Historien et membre du comité de rédaction du Flambeau, Enrico Tognan nous offre une ballade au sein du hameau de Planaval.Le long de la route régionale (1) qui mène vers Valgrisenche et à quelques centaines de mètres des limites de la même commune, il y a le chemin qui monte à Planaval, ultime hameau d’Arvier. Le nom de ce village, bel exemple d’urbanisme à la valdôtaine, est tout à fait approprié, car il est placé dans une combe plaine et harmonieuse. L’agglomération est composée par le hameau de Chez-les-Roset, distant d’environ 150 m du centre principal et de Chez-les-Gex, portion intégrante de Planaval. Un hôtel, avec un café et une chapelle, sont les seuls établissements publics du village. A côté de la bourgade, impétueux et sauvage, descend le torrent homonyme. Il naît des glaciers du Ruitor et, après avoir traversé tout le vallon qui surmonte Planaval – un bassin qui mérite, pour sa grande beauté, d’être visité –, se jette, en formant de belles cascades, dans la Doire de Valgrisenche. Il paraît aussi qu’il est poissonneux, mais, comme l’on n’appartient pas au parti des pêcheurs, l’on ne peut pas certifier cette affirmation. La campagne de Planaval, dont l’altitude dépasse abondamment 1500 mètres, est, elle aussi, très belle.
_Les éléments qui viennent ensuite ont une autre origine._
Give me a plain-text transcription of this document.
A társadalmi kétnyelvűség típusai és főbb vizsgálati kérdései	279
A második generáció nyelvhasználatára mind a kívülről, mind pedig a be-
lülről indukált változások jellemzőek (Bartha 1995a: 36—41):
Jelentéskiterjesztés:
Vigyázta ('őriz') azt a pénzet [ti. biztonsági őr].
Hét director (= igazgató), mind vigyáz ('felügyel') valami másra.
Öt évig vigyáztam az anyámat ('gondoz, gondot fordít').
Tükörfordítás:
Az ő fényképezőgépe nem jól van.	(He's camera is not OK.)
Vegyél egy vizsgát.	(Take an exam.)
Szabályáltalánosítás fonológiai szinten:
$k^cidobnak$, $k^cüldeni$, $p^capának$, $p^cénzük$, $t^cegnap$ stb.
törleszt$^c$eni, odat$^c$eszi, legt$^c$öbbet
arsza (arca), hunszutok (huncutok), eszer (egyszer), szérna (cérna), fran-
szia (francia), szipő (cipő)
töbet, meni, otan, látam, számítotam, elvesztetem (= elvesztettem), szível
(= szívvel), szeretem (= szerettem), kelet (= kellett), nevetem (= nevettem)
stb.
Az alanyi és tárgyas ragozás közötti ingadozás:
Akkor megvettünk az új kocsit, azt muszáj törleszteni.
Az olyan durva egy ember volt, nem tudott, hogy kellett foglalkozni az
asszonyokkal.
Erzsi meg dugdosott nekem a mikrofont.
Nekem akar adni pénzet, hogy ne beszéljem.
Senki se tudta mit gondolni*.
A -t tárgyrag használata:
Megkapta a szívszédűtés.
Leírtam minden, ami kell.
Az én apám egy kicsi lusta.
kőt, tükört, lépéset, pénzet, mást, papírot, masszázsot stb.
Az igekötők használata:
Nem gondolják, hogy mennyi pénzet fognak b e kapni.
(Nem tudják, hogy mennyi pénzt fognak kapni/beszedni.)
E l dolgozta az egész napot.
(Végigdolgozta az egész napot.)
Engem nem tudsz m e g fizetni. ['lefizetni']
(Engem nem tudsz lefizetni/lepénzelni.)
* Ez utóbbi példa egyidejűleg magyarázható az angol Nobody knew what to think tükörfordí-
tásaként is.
L’harmonie des cultures règne en souverain ; les prairies, jaunâtres après le fauchage, sont entrecoupées par les champs de pommes de terre – des véritables tapis verts – et par les jardins potagers, multicolores. D’après le chanoine Ambroise Roux, ce « petit plateau est très fertile : il produit toutes sortes de céréales ; ses choux sont spécialement renommés » (2). Ceci, en 1908, car aujourd’hui il ne reste que les prairies et les pommes de terre. Ce qui n’empêche pas, en tout état de cause, que le coup d’œil général soit spectaculaire. En amont, le village est protégé par un bois noir. En face, au-delà de la route régionale, sur le versant de l’envers, il y a la masse verdoyante des bois Les Crêtes, de la Bouasse et de la « consorterie » de Borègne. D’ailleurs, la beauté des lieux n’est pas une nouveauté ; Louis Vescoz écrivait, en 1870, que « le village de ce nom mérite un coup d’œil. Coquettement assis au sein d’un riant plateau, arrosé de mille ruisseaux qui descendent en cascades des glaciers… ce village présente au mois de juin et de juillet un spectacle aussi charmant que rare. Les eaux et le climat y sont doux » (3).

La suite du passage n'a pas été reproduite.